Starting a Shared Workspace? Here’s What You Need

05/17/2017 09:15 am ET

The popularity of shared workspaces, where professionals and entrepreneurs can come together in a shared office-style environment, is rising—especially in urban areas around the country. The trend is fueled by a number of factors:

  • Tech startup pace. Startups can be conceived and created faster than ever before, thanks to the availability of public online resources, like those offered by the SBA. Entrepreneurs can also work on their tech projects remotely, which may not require investing in an office.
  • Millennial preferences. According to Nielsen data, millennials prefer living in densely populated urban areas, which is driving growth in shared building and resources like shared workspaces.
  • Startup hubs and communities. More and more, entrepreneurship is gravitating toward small, hub-like communities, which shared workspaces both influence and support.

Seeing these factors, you may consider taking advantage of the trend for your own personal gain—whether that’s in profit or simply making more connections.

But what does it take to start a shared workspace of your own? And is it feasible?

Major Needs

These are the first things you’ll need to get started:

1. A plan for profitability.

Even if your main goal isn’t to make money off the idea, you’ll still want a profitability plan in place to ensure you stay cash flow positive. Most shared workspaces offer different levels of services for different professionals. For example, they may offer day passes and meeting room rentals as one-time fees, or monthly passes that allow 24-7 access for a fixed monthly amount. Make sure you document all of your expenses and make detailed, accurate projections of how much income your business could stand to make. You’ll need to make your operation cash flow positive, one way or another.

2. A desirable space.

Much of your success will depend on where your shared workspace is located. It needs to be readily available to a large population, usually in a downtown or heavily populated suburban area, or else people won’t want to make the commute to get there. It needs to be attractive and distinctive, yet not so expensive that it interferes with delicate startups’ budgets. Plus, it needs to be something you can afford. Finding a space that suits all these needs, in a city that’s friendly to entrepreneurs, can be a major challenge.

3. Provisions and backup plans.

You’ll need some basic provisions for your workers to feel secure working reliably in your building. Internet and electricity are a given, but make sure you have a backup plan in place for both, should they ever go out. For example, in case the internet ever cuts out, it’s a good idea to have a mobile hotspot ready, like the ZTE velocity mobile hotspot (as recommended by Mr. Aberthon). In case the electricity ever cuts out, you’ll want available uninterruptable power supplies (UPSs), like the APC BR1000G Back-UPS Pro (as recommended by the Wirecutter).

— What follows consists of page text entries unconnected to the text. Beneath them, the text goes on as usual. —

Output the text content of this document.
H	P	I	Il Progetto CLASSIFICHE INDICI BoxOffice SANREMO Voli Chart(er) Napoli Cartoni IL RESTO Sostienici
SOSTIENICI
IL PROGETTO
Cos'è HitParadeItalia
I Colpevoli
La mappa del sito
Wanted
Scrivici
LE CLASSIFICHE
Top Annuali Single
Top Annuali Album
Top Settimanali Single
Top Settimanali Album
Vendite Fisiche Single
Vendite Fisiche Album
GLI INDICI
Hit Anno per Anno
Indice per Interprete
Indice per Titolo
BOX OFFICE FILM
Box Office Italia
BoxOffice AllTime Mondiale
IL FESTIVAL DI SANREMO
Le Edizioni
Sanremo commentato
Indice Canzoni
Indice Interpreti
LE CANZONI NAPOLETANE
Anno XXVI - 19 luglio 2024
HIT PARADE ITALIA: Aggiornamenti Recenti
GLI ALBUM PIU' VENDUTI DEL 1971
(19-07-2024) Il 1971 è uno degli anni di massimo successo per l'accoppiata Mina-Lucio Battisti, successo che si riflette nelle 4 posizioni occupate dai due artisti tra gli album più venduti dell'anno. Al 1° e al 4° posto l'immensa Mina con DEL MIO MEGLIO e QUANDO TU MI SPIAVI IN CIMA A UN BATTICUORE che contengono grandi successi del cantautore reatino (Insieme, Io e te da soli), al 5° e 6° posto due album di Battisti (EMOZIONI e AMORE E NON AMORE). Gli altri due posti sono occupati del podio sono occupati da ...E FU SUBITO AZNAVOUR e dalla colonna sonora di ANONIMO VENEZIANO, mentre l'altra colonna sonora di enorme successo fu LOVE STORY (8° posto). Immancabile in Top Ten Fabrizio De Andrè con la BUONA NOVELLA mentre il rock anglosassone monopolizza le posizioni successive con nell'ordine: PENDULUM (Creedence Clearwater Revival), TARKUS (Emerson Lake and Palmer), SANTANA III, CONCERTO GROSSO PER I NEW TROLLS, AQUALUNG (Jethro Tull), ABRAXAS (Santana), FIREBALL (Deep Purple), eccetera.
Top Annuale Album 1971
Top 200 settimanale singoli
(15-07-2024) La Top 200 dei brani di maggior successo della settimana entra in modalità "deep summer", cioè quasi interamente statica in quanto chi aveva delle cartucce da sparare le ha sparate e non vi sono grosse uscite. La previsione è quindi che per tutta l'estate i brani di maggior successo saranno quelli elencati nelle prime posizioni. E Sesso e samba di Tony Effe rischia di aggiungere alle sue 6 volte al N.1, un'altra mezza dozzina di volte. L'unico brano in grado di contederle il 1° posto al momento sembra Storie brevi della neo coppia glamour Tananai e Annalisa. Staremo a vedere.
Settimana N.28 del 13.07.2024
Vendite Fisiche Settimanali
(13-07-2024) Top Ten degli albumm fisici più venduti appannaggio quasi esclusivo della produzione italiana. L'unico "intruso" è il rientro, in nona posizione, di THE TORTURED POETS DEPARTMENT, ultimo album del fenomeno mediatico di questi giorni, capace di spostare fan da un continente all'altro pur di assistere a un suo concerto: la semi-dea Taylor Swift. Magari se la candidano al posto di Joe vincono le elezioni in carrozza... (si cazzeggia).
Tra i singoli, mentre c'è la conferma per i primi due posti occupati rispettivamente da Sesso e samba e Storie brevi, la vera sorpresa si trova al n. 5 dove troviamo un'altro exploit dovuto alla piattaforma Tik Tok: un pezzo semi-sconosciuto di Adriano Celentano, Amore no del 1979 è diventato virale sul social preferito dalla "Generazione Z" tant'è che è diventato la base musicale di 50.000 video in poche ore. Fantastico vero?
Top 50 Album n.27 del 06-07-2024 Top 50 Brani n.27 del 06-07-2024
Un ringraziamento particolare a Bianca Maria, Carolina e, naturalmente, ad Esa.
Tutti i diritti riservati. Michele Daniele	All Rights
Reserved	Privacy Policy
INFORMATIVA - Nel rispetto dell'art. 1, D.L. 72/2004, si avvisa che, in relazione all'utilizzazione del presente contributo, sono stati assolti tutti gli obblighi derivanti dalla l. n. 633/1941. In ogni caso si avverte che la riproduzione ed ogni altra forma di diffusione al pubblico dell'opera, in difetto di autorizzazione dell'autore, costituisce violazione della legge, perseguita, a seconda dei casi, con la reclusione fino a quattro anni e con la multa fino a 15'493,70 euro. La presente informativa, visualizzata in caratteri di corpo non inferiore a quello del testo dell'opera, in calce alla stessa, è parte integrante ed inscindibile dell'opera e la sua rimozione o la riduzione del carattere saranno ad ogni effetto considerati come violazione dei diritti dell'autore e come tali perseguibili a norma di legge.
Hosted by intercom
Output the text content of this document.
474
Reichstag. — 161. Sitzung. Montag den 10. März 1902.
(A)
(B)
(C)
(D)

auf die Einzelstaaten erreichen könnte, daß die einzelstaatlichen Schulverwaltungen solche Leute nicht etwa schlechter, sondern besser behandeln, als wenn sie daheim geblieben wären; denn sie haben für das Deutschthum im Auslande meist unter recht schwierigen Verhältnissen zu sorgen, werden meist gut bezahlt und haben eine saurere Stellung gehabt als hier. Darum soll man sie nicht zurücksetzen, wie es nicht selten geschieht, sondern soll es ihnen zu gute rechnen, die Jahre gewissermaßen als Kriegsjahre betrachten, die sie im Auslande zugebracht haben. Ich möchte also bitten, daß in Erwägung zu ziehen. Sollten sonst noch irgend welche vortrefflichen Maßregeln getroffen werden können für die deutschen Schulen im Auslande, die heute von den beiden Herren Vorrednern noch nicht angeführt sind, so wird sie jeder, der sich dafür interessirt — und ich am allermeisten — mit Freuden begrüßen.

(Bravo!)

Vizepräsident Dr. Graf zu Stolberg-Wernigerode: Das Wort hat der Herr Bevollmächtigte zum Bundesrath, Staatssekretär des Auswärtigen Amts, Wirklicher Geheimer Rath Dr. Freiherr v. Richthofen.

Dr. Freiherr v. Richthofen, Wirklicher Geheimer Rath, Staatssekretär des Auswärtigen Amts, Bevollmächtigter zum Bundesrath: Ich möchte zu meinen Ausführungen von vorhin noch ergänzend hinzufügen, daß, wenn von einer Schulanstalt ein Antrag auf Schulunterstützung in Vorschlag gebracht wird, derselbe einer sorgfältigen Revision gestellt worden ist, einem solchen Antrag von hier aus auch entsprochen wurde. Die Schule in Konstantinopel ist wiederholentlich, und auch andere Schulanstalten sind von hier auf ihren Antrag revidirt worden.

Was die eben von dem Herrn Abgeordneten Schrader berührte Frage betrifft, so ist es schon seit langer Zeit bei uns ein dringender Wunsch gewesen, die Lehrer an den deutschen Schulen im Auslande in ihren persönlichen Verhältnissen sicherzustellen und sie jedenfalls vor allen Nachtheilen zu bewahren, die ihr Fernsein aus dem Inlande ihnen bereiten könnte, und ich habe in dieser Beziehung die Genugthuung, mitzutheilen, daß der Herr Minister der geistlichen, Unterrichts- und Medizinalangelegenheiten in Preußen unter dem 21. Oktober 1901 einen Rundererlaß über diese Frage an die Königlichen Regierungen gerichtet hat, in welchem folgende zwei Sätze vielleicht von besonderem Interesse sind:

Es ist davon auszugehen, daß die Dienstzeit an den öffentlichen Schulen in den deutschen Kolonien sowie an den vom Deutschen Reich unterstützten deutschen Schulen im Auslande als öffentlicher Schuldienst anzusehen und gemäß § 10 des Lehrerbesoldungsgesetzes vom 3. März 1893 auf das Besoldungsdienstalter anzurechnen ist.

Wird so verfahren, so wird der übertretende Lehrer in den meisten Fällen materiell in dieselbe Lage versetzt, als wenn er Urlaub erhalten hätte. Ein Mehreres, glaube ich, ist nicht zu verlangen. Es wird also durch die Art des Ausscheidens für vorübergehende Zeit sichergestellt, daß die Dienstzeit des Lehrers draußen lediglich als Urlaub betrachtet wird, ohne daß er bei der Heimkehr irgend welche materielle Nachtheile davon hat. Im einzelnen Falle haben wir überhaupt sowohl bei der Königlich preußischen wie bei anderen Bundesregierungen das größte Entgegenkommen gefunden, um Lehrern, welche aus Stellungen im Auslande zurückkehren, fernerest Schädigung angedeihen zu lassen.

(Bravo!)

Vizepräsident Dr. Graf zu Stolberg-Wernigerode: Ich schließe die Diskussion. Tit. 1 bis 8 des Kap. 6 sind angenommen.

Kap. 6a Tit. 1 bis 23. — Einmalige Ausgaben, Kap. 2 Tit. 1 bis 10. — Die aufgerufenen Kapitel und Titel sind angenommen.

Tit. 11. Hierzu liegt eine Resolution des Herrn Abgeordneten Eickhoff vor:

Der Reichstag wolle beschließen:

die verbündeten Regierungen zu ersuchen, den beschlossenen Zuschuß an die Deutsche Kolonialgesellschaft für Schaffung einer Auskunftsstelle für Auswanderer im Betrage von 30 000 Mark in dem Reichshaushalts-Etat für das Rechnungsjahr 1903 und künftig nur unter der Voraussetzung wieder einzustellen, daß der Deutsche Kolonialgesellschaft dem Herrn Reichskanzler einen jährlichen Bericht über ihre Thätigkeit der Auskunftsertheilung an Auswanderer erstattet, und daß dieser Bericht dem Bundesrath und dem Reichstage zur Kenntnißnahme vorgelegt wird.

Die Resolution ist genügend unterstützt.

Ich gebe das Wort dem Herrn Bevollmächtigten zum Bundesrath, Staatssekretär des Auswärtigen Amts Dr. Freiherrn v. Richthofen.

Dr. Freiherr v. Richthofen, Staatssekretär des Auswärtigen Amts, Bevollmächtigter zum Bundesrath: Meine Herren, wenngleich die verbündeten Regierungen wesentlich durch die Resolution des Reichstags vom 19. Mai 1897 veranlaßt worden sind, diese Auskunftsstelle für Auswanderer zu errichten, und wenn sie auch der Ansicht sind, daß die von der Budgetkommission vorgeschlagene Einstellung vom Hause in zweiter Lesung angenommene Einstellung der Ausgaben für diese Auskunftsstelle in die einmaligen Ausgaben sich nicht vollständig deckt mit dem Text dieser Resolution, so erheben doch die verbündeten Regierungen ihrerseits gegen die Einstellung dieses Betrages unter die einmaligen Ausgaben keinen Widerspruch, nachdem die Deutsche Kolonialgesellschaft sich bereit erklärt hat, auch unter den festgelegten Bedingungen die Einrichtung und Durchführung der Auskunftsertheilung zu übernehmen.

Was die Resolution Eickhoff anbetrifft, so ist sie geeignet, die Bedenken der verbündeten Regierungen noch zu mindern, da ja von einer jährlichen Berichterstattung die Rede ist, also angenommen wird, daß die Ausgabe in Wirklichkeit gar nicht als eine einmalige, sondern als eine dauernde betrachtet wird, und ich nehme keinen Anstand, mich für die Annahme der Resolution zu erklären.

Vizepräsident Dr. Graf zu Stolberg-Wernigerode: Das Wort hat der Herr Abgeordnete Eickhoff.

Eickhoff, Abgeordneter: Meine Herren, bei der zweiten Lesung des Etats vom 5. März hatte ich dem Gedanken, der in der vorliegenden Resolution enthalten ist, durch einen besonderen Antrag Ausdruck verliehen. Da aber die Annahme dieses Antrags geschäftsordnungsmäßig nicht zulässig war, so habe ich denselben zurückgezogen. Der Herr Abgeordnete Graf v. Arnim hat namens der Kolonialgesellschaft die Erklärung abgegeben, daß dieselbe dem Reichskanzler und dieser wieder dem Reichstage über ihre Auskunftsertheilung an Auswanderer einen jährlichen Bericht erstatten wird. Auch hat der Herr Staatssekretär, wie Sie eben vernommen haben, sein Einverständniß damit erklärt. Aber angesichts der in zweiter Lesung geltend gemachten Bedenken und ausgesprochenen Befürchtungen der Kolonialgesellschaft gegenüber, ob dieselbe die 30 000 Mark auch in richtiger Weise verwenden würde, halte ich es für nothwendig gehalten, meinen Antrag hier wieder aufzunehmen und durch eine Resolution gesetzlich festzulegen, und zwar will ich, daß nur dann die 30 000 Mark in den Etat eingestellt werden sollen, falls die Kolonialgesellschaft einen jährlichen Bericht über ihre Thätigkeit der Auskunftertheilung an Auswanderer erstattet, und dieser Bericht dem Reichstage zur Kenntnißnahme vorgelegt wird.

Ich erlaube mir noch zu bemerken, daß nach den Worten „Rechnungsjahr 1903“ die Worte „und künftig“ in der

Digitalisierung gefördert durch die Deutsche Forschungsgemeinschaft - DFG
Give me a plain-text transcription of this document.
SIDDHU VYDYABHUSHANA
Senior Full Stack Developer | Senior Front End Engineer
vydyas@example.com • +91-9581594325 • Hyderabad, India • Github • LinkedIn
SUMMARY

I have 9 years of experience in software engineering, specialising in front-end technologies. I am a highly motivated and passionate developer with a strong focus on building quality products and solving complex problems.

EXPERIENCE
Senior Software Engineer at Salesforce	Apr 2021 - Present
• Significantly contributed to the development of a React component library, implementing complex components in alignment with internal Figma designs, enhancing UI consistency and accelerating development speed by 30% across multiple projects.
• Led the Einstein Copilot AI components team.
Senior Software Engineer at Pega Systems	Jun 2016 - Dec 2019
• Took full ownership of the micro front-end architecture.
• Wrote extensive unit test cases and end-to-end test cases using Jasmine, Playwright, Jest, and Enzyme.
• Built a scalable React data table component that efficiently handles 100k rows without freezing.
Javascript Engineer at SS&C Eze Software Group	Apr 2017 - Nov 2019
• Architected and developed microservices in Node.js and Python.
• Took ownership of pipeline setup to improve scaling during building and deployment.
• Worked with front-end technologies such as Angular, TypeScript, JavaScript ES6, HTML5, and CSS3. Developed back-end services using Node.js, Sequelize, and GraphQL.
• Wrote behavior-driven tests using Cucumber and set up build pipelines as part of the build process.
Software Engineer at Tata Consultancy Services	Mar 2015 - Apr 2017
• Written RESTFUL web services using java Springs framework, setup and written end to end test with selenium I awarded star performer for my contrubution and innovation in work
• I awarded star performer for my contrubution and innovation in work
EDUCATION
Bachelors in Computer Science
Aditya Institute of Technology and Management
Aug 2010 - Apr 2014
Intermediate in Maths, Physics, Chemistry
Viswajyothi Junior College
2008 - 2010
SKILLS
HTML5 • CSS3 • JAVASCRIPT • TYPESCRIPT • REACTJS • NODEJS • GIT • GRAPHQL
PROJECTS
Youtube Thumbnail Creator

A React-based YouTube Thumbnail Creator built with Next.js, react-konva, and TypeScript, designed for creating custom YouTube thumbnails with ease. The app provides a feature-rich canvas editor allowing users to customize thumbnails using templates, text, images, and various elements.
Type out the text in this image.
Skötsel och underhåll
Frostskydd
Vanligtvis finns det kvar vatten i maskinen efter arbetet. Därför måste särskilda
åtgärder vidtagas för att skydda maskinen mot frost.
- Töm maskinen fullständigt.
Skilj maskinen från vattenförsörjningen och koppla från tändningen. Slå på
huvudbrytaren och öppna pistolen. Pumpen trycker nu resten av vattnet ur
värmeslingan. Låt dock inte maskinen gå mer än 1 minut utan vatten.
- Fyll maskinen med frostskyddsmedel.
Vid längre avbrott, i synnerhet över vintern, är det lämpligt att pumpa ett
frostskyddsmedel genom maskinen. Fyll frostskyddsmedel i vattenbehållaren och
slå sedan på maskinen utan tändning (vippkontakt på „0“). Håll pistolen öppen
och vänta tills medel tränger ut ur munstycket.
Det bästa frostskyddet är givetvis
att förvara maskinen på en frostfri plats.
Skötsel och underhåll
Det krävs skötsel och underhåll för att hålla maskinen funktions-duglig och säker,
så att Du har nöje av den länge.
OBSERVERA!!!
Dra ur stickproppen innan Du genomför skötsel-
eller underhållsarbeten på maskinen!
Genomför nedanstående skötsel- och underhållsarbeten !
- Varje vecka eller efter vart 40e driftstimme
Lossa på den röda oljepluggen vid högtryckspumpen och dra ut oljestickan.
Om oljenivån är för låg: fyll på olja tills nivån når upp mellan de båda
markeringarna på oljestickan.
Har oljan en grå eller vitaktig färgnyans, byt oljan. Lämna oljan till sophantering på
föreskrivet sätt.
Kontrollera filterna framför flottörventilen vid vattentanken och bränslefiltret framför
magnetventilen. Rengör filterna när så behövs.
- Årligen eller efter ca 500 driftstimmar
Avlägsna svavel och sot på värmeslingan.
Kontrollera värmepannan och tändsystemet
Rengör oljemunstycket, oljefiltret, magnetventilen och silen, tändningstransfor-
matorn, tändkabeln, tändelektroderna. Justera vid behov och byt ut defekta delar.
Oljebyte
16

4. Private offices and meeting rooms.

Not all of your clients will want or need private offices and meeting rooms, but the options should be available to entrepreneurs who do. Decorate these upgraded areas with nice-looking furniture, and don’t be afraid to charge a premium for their use. These will be main draws for the one-time-use crowd.

5. A unique value proposition (UVP).

Like any business, your shared workspace is going to need some kind of unique value proposition (UVP). There are thousands of shared workspaces around the country right now, and in your city, there are likely already a few. Why should people go to yours, rather than someone else’s? Your shared workspace should have its own brand, its own image, and a strong pitch that tells people why it’s better than the competition—or at least different enough to differentiate it. As the visionary of your operation, this is entirely up to your creativity.

6. A strategy for growth.

Finally, you’ll need some strategy in place to grow your audience over time. You may be able to get by with a handful of initial subscribers to your model, but if you want to be consistent and continue to make a profit, you’ll need to stabilize with a steady inbound flow of customers. Consider investing in a marketing strategy, or institute a referral program.

Is a Shared Workspace Right for You?

Shared workspaces aren’t an investment that works for everybody. You’ll need a substantial amount of upfront capital, experience working with entrepreneurs, and a unique spin on the business—not to mention a near-perfect location. However, shared workspaces are booming, and if you can find a good place and back it up with good timing and strategy, you’ll have the potential to create a lucrative business for yourself while simultaneously boosting the local economy.